What Is Hormone Therapy, When Is It Used To Treat Prostate Cancer, And What Are The Risks/Side Effects?

Dr. Matthew Smith answers the question: 'Hormone Therapy For Prostate Cancer?'

ByABC News
November 19, 2008, 12:19 PM

March 16, 2009 -- Question: What is hormone therapy, when is it used to treat prostate cancer, and what are the risks/side effects? (Please discuss how it's administered.)

Answer: Hormone therapy is the cornerstone of treatment for metastatic prostate cancer and has become a routine part of the treatment for many men with earlier staged disease.

Hormone therapy doesn't involve administration of hormones, but in fact strategies to dramatically lower the male hormone testosterone. Accordingly it's also termed androgen deprivation therapy. This can be accomplished in one of two ways, by either surgical removal of the testicles in a reversible form of hormone therapy or treatment with gonadotropin-releasing hormone agonists or GNRH agonists, medications that, like surgical removal of the testicles, dramatically lowers testosterone levels.

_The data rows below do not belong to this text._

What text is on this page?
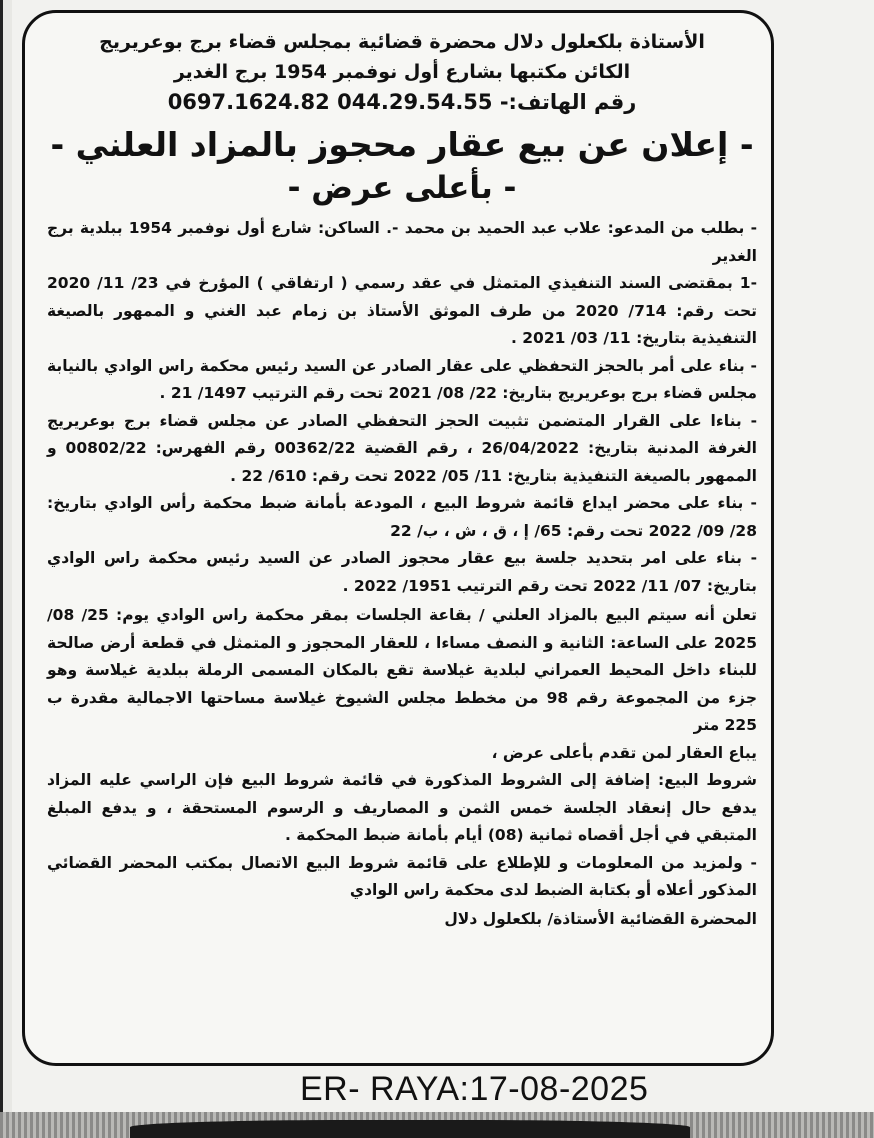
الأستاذة بلكعلول دلال محضرة قضائية بمجلس قضاء برج بوعريريج
الكائن مكتبها بشارع أول نوفمبر 1954 برج الغدير
رقم الهاتف:- 044.29.54.55 0697.1624.82
- إعلان عن بيع عقار محجوز بالمزاد العلني -
- بأعلى عرض -

- بطلب من المدعو: علاب عبد الحميد بن محمد -. الساكن: شارع أول نوفمبر 1954 ببلدية برج الغدير

-1 بمقتضى السند التنفيذي المتمثل في عقد رسمي ( ارتفاقي ) المؤرخ في 23/ 11/ 2020 تحت رقم: 714/ 2020 من طرف الموثق الأستاذ بن زمام عبد الغني و الممهور بالصيغة التنفيذية بتاريخ: 11/ 03/ 2021 .

- بناء على أمر بالحجز التحفظي على عقار الصادر عن السيد رئيس محكمة راس الوادي بالنيابة مجلس قضاء برج بوعريريج بتاريخ: 22/ 08/ 2021 تحت رقم الترتيب 1497/ 21 .

- بناءا على القرار المتضمن تثبيت الحجز التحفظي الصادر عن مجلس قضاء برج بوعريريج الغرفة المدنية بتاريخ: 26/04/2022 ، رقم القضية 00362/22 رقم الفهرس: 00802/22 و الممهور بالصيغة التنفيذية بتاريخ: 11/ 05/ 2022 تحت رقم: 610/ 22 .

- بناء على محضر ايداع قائمة شروط البيع ، المودعة بأمانة ضبط محكمة رأس الوادي بتاريخ: 28/ 09/ 2022 تحت رقم: 65/ إ ، ق ، ش ، ب/ 22

- بناء على امر بتحديد جلسة بيع عقار محجوز الصادر عن السيد رئيس محكمة راس الوادي بتاريخ: 07/ 11/ 2022 تحت رقم الترتيب 1951/ 2022 .

تعلن أنه سيتم البيع بالمزاد العلني / بقاعة الجلسات بمقر محكمة راس الوادي يوم: 25/ 08/ 2025 على الساعة: الثانية و النصف مساءا ، للعقار المحجوز و المتمثل في قطعة أرض صالحة للبناء داخل المحيط العمراني لبلدية غيلاسة تقع بالمكان المسمى الرملة ببلدية غيلاسة وهو جزء من المجموعة رقم 98 من مخطط مجلس الشيوخ غيلاسة مساحتها الاجمالية مقدرة ب 225 متر

يباع العقار لمن تقدم بأعلى عرض ،

شروط البيع: إضافة إلى الشروط المذكورة في قائمة شروط البيع فإن الراسي عليه المزاد يدفع حال إنعقاد الجلسة خمس الثمن و المصاريف و الرسوم المستحقة ، و يدفع المبلغ المتبقي في أجل أقصاه ثمانية (08) أيام بأمانة ضبط المحكمة .

- ولمزيد من المعلومات و للإطلاع على قائمة شروط البيع الاتصال بمكتب المحضر القضائي المذكور أعلاه أو بكتابة الضبط لدى محكمة راس الوادي

المحضرة القضائية الأستاذة/ بلكعلول دلال
ER- RAYA:17-08-2025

This a very effective form of treatment, results in disease responses or regression in nearly all men with prostate cancer and has dramatically altered the way we manage this disease. Because of dramatic changes in patterns of care, this treatment is often administered to men with earlier staged disease who have no symptoms from their cancer. And with that, there's become increasing concerns about the potential short and long term side effects of treatment. Those side effects include loss of sexual interest, loss of energy or fatigue, weight gain, increase in fat mass, loss of muscle mass. Some of these changes are important and have corresponding metabolic alterations that appear to increase the risk for both diabetes and cardiovascular disease.